The study found that violence at schools was not limited to pupils; it also involved teachers who were often victims of verbal violence (52,1%), physical violence (12,4%) and sexual violence (3,3%) perpetrated by pupils.

Violence was significantly more prevalent in schools in urban areas (26,2%) compared to those in metropolitan (21,7%) and rural areas (20,8%).

Sexual harassment, sexual assault and rape were experienced more by female pupils, while boys experienced higher levels of physical assault.

Assault was most common in the Western Cape (9,2%), the North West (9,6%) and KwaZulu-Natal (8,2%).

In the case of sexual assaults, the Northern Cape had the highest levels of reported cases (11,2%), followed by the Free State and the Western Cape (both 9,2%).

Although property-related crimes, particularly theft, were frequently reported across all provinces, the rates were highest in Mpumalanga (64,1%), the Eastern Cape (55,9%) and the Free State (52%).

KZN Education Department head Dr Nkosinathi Sishi said violence at schools was a reflection of what was happening in society.

“You can’t look at violence at schools and not look at the society the children come from.”

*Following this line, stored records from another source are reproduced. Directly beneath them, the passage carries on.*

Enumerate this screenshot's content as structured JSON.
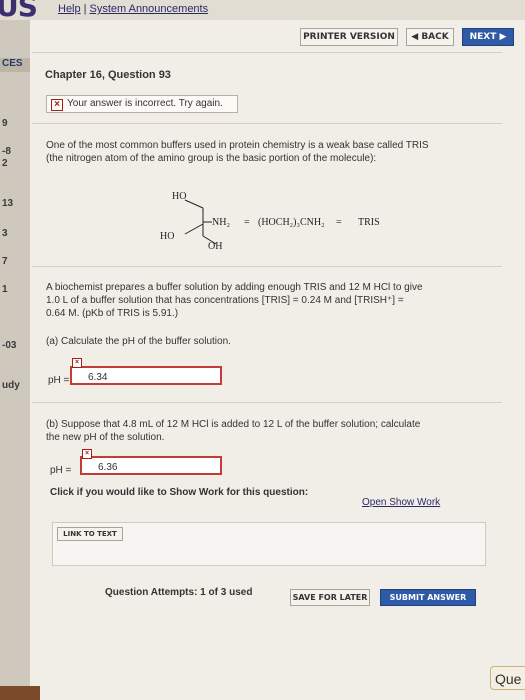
{
  "header": {
    "logo_text": "US",
    "links": [
      "Help",
      "System Announcements"
    ],
    "separator": "|"
  },
  "sidebar": {
    "section_label": "CES",
    "items": [
      "9",
      "-8",
      "2",
      "13",
      "3",
      "7",
      "1",
      "-03",
      "udy"
    ]
  },
  "nav": {
    "printer_label": "PRINTER VERSION",
    "back_label": "◀ BACK",
    "next_label": "NEXT ▶"
  },
  "question": {
    "title": "Chapter 16, Question 93",
    "status_text": "Your answer is incorrect.  Try again.",
    "intro_line1": "One of the most common buffers used in protein chemistry is a weak base called TRIS",
    "intro_line2": "(the nitrogen atom of the amino group is the basic portion of the molecule):",
    "structure": {
      "ho_top": "HO",
      "nh2": "NH₂",
      "eq1": "=",
      "formula": "(HOCH₂)₃CNH₂",
      "eq2": "=",
      "name": "TRIS",
      "ho_left": "HO",
      "oh": "OH"
    },
    "prob_line1": "A biochemist prepares a buffer solution by adding enough TRIS and 12 M HCl to give",
    "prob_line2": "1.0 L of a buffer solution that has concentrations [TRIS] = 0.24 M and [TRISH⁺] =",
    "prob_line3": "0.64 M. (pKb of TRIS is 5.91.)",
    "part_a": "(a) Calculate the pH of the buffer solution.",
    "part_a_label": "pH =",
    "part_a_value": "6.34",
    "part_b_line1": "(b) Suppose that 4.8 mL of 12 M HCl is added to 12 L of the buffer solution; calculate",
    "part_b_line2": "the new pH of the solution.",
    "part_b_label": "pH =",
    "part_b_value": "6.36",
    "show_work_text": "Click if you would like to Show Work for this question:",
    "show_work_link": "Open Show Work",
    "link_to_text": "LINK TO TEXT",
    "attempts": "Question Attempts: 1 of 3 used",
    "save_label": "SAVE FOR LATER",
    "submit_label": "SUBMIT ANSWER",
    "que_label": "Que"
  },
  "colors": {
    "error_red": "#c53c37",
    "submit_blue": "#2f5aa8",
    "link_blue": "#2a2a66"
  }
}
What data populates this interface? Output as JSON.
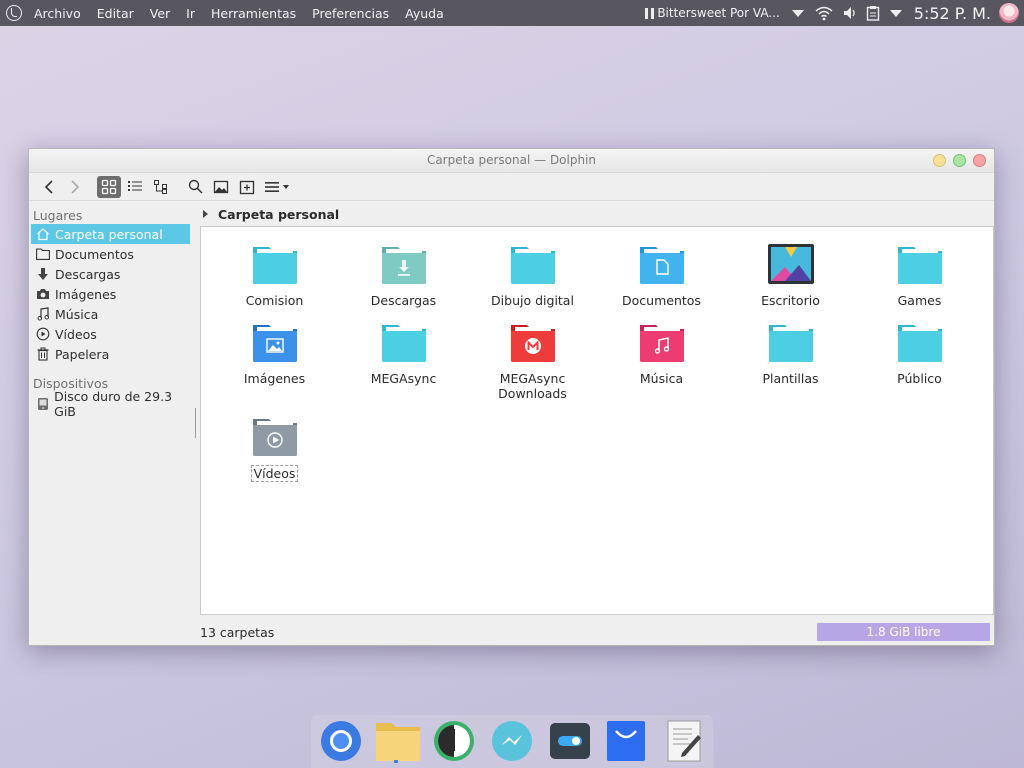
{
  "panel": {
    "menus": [
      "Archivo",
      "Editar",
      "Ver",
      "Ir",
      "Herramientas",
      "Preferencias",
      "Ayuda"
    ],
    "media_text": "Bittersweet Por VA...",
    "clock": "5:52 P. M."
  },
  "window": {
    "title": "Carpeta personal — Dolphin"
  },
  "sidebar": {
    "places_header": "Lugares",
    "places": [
      {
        "label": "Carpeta personal",
        "icon": "home-icon",
        "selected": true
      },
      {
        "label": "Documentos",
        "icon": "folder-icon"
      },
      {
        "label": "Descargas",
        "icon": "download-icon"
      },
      {
        "label": "Imágenes",
        "icon": "camera-icon"
      },
      {
        "label": "Música",
        "icon": "music-note-icon"
      },
      {
        "label": "Vídeos",
        "icon": "play-icon"
      },
      {
        "label": "Papelera",
        "icon": "trash-icon"
      }
    ],
    "devices_header": "Dispositivos",
    "devices": [
      {
        "label": "Disco duro de 29.3 GiB",
        "icon": "drive-icon"
      }
    ]
  },
  "breadcrumb": {
    "current": "Carpeta personal"
  },
  "files": [
    {
      "name": "Comision",
      "icon": "folder-icon",
      "color": "#4dcfe3"
    },
    {
      "name": "Descargas",
      "icon": "folder-download-icon",
      "color": "#7fcbc4"
    },
    {
      "name": "Dibujo digital",
      "icon": "folder-icon",
      "color": "#4dcfe3"
    },
    {
      "name": "Documentos",
      "icon": "folder-documents-icon",
      "color": "#41b3ee"
    },
    {
      "name": "Escritorio",
      "icon": "desktop-icon",
      "color": "#2e3338"
    },
    {
      "name": "Games",
      "icon": "folder-icon",
      "color": "#4dcfe3"
    },
    {
      "name": "Imágenes",
      "icon": "folder-pictures-icon",
      "color": "#3b92e8"
    },
    {
      "name": "MEGAsync",
      "icon": "folder-icon",
      "color": "#4dcfe3"
    },
    {
      "name": "MEGAsync Downloads",
      "icon": "folder-mega-icon",
      "color": "#ee3b3b"
    },
    {
      "name": "Música",
      "icon": "folder-music-icon",
      "color": "#ec3c72"
    },
    {
      "name": "Plantillas",
      "icon": "folder-icon",
      "color": "#4dcfe3"
    },
    {
      "name": "Público",
      "icon": "folder-icon",
      "color": "#4dcfe3"
    },
    {
      "name": "Vídeos",
      "icon": "folder-videos-icon",
      "color": "#8e9ba6"
    }
  ],
  "status": {
    "count": "13 carpetas",
    "free": "1.8 GiB libre"
  },
  "dock": [
    {
      "name": "chromium-icon"
    },
    {
      "name": "files-icon",
      "running": true
    },
    {
      "name": "audio-player-icon"
    },
    {
      "name": "messenger-icon"
    },
    {
      "name": "settings-toggle-icon"
    },
    {
      "name": "store-bag-icon"
    },
    {
      "name": "text-editor-icon"
    }
  ]
}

Local clinical psychologist Clive Willows said children were living in a society where violence was portrayed as “glamorous”. “There’s violence in films and TV programmes, and they use it as a tool to settle a dispute and issues. And this mindset is worrying,” he said.

Independent child specialist and former KZN Childline director Linda Naidoo said horrific incidents of violence occurred among children. She said many children felt misunderstood and lacked their parents’ support.